Futbol. Footie. The Beautiful Game. The poetry of grown men kicking a bladder around a field, even an exotic South American one, leaves me yawning, tepidly. A few weeks ago, a friend squeaked excitedly that she was going to the World Cup which no doubt cost her fiancĂ© a great deal of money. She apparently has tickets for two matches, the protagonists in both being unknown and dependent on elimination from earlier rounds, so she has to decide on the spot what colour she's going to wear. In the last week of school - international schools are so much fun - students emblazoned their faces with flags of their home countries and some staff were unsporting enough to send them to the washroom to clean up, on the grounds, presumably, that Germany's chances that afternoon were less important than vulgar fractions. Some say that football is a matter of life and death. The diehards would respond with "Oh, no. It's much more serious than that." The historical record is, however beyond dispute. In 1314, complaints by London merchants led Edward ll to issue a proclamation banning football in London because, "...there is great noise in the city caused by hustling over large balls from which many evils may arise which God forbid; yea, we command and forbid, on behalf of the King, on pain of imprisonment, such game to be used in the city in the future. Local towns banned it on the grounds that whole villages inflated a pig's bladder and kicked it and each other up and down the main street until people dropped from exhaustion or were trampled to death by their neighbours, which I have to say, does sound remarkably unsportsmanlike. In the early 1600's we read "With the 'fotebale'...[there] hath beene greate disorder in our towne of Manchester we are told, and glasse windowes broken yearlye and spoyled by a companie of lewd and disordered persons.  Hate to tell you, sport, but, there still is. Shakespeare had little time for it, either.  This from King Lear : "... you base football player" (1 iv).
Must get one, must get one...
James the First's "Book of Sports", on the other hand, encouraged people to play after church on the Sabbath, presumably in a spirit of love, tolerance and forgiveness and also because he hated the Puritans who liked their Sabbaths gloomy.
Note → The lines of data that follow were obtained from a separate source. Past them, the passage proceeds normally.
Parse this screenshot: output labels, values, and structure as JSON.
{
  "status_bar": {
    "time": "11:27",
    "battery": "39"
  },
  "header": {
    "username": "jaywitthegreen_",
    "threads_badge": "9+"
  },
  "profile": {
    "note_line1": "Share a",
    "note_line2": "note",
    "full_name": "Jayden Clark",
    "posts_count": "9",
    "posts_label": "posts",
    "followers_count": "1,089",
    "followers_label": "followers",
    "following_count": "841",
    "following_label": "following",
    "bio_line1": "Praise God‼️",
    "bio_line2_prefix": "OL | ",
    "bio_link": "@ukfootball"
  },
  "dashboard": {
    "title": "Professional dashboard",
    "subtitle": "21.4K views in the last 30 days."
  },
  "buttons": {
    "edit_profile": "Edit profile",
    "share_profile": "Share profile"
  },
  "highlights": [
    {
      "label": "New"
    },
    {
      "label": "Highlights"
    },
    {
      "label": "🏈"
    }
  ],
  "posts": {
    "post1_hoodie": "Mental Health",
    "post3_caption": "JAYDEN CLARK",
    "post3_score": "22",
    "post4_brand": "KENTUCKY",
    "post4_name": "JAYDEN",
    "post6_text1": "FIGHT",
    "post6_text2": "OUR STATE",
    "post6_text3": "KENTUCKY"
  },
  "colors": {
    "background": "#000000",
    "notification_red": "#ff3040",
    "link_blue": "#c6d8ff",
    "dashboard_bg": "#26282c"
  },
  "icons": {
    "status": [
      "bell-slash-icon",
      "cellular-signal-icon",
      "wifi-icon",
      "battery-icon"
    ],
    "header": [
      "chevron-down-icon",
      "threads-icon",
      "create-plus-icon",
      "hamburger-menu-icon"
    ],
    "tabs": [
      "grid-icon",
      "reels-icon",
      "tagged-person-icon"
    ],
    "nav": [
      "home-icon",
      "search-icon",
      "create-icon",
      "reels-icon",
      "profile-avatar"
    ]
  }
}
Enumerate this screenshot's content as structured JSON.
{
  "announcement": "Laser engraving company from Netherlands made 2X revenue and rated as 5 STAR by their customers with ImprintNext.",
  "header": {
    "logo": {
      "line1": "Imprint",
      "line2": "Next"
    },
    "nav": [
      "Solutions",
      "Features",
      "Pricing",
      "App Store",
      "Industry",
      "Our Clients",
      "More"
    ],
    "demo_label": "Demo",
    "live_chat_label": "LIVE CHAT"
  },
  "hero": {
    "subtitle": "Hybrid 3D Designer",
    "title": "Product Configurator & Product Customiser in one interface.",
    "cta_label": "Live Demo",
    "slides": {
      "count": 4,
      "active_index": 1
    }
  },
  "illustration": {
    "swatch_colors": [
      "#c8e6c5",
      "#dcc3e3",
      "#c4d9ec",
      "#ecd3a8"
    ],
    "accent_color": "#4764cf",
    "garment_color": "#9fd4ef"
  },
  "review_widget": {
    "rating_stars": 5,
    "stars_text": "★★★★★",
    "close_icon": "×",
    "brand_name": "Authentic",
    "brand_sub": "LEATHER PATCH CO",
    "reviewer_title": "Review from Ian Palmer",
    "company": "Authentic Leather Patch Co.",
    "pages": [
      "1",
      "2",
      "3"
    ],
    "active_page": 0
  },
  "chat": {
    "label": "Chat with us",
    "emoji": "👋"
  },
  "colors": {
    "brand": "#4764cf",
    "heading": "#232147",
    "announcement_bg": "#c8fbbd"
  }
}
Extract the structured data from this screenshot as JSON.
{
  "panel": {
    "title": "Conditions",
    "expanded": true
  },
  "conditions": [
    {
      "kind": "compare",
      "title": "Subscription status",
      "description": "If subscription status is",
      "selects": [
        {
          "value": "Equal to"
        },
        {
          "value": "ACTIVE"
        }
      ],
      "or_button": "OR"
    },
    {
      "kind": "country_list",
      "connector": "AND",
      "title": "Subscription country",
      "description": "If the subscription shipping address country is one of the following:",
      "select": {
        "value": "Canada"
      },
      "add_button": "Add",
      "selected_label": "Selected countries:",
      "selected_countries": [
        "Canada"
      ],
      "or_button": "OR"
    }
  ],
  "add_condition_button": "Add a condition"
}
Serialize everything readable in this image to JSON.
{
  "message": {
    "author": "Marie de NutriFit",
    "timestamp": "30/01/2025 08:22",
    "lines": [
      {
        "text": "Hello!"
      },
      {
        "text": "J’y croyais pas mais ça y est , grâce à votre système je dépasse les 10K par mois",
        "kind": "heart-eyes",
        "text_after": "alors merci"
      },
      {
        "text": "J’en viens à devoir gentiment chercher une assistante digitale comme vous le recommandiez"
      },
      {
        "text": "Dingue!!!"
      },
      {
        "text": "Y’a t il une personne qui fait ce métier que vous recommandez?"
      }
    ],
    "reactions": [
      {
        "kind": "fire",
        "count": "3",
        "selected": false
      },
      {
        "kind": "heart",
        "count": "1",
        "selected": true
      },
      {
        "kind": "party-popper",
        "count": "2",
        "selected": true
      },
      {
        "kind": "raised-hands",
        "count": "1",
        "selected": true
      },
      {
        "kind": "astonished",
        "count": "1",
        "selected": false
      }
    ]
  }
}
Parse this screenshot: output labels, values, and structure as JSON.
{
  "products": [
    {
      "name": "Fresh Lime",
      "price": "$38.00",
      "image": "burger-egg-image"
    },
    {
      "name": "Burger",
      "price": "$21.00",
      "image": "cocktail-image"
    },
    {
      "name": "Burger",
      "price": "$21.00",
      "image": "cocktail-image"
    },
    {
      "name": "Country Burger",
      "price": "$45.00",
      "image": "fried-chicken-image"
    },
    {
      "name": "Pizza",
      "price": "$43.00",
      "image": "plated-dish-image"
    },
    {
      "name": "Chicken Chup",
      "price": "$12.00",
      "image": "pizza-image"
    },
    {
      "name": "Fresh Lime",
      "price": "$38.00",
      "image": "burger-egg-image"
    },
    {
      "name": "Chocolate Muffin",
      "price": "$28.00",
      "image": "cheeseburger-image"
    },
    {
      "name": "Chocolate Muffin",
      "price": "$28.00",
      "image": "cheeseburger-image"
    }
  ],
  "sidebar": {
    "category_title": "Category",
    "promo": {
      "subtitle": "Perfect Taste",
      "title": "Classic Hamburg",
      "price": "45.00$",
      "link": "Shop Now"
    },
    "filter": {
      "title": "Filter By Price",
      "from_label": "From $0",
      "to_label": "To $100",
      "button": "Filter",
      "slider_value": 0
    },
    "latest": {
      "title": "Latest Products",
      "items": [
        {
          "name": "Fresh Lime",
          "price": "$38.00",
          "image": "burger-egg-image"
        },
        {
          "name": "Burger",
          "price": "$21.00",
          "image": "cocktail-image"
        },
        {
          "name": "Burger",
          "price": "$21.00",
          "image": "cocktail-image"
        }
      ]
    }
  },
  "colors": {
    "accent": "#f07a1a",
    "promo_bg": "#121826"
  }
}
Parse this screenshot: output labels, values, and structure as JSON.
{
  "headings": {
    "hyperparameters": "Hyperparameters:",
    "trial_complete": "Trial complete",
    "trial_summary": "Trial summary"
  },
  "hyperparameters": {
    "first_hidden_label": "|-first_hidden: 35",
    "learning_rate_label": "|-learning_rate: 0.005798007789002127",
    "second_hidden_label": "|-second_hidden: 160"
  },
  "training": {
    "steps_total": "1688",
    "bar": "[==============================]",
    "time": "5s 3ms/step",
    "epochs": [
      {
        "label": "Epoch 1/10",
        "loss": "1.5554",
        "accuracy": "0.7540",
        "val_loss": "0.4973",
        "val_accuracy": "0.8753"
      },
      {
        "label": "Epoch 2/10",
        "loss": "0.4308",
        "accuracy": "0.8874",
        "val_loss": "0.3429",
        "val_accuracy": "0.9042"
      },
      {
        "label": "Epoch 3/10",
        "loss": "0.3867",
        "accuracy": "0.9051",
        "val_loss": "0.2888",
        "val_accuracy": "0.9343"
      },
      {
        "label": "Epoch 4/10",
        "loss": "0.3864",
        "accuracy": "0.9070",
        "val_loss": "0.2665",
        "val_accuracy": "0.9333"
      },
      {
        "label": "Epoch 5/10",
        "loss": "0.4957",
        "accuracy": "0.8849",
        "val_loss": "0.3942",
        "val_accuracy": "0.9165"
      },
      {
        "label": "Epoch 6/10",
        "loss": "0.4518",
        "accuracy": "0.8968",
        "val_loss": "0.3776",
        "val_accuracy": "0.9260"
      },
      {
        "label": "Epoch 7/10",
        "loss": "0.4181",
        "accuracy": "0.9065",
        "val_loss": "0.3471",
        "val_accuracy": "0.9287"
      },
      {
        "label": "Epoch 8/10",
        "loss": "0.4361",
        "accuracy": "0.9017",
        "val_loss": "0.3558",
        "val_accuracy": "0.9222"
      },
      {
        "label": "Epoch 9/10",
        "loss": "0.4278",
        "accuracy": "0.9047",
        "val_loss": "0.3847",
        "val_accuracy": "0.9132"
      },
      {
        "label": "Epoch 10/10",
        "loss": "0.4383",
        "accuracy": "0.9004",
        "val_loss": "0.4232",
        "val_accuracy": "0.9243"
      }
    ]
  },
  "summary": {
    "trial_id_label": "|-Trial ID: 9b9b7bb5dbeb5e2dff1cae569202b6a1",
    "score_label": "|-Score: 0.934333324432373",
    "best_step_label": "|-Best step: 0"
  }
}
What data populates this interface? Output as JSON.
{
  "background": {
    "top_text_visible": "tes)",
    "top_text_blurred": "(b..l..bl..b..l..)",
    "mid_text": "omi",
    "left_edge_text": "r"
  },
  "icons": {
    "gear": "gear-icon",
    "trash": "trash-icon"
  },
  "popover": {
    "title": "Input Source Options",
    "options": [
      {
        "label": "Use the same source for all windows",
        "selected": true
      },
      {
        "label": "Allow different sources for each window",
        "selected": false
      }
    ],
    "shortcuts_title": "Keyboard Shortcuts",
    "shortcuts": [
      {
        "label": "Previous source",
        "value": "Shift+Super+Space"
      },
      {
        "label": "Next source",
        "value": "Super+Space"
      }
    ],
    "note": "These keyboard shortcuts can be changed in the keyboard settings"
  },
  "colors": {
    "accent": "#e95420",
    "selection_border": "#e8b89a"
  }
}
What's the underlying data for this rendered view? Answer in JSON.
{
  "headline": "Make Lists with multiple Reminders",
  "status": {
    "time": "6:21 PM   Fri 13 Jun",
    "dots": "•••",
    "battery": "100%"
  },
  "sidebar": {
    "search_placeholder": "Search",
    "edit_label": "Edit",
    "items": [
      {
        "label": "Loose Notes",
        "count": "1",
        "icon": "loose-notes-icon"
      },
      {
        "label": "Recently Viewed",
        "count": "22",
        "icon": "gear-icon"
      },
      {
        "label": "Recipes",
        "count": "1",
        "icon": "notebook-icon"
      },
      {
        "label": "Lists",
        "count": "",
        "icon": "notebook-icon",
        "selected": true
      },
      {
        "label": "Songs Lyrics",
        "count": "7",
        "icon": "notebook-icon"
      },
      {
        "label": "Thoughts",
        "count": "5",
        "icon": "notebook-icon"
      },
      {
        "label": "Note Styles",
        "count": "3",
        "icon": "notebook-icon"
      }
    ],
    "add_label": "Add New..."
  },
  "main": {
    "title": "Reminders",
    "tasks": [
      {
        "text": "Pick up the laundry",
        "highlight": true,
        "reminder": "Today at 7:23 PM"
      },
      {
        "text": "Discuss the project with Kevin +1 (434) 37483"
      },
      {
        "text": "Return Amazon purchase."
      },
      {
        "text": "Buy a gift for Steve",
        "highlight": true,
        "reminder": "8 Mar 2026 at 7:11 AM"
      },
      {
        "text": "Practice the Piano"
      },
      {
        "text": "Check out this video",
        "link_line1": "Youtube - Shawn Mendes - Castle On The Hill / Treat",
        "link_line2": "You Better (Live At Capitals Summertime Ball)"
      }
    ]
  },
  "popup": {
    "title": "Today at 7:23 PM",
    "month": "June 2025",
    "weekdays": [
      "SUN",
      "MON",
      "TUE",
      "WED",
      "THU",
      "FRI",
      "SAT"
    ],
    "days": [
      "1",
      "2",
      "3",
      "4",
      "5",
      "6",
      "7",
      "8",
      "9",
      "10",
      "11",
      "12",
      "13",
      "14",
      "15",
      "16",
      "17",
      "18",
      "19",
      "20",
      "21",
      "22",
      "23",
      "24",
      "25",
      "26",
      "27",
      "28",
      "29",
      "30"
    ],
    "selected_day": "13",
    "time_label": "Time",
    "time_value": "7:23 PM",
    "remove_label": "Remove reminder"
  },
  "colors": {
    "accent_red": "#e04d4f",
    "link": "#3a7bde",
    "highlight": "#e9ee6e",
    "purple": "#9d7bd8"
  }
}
There are worse things, of course. I read the other day that American football is like prostitution where people ruin their bodies for the entertainment of complete strangers and savage violence is interspersed by committee meetings, surely the two worst attributes of American society. Still, this time around, the USA soccer team - why must they still call it that - made it to the last sixteen, only losing to plucky little Belgium. Shame, really.
"Our Father"

Postscript: as I was writing this last night the host nation were being unmercifully thrashed in an historic 7-1 defeat by the iron men of Germany who barrelled through a flimsy Brazilian defence like a Panzerfaust. The hosts' ramshackle performance means that careers will be ruined, bucketsful of tears shed and humble pie will be on the menu for months. Oh, well. It's only a game, as Mr Cholmondely-Walker was fond of saying. Pass the shag, gentlemen.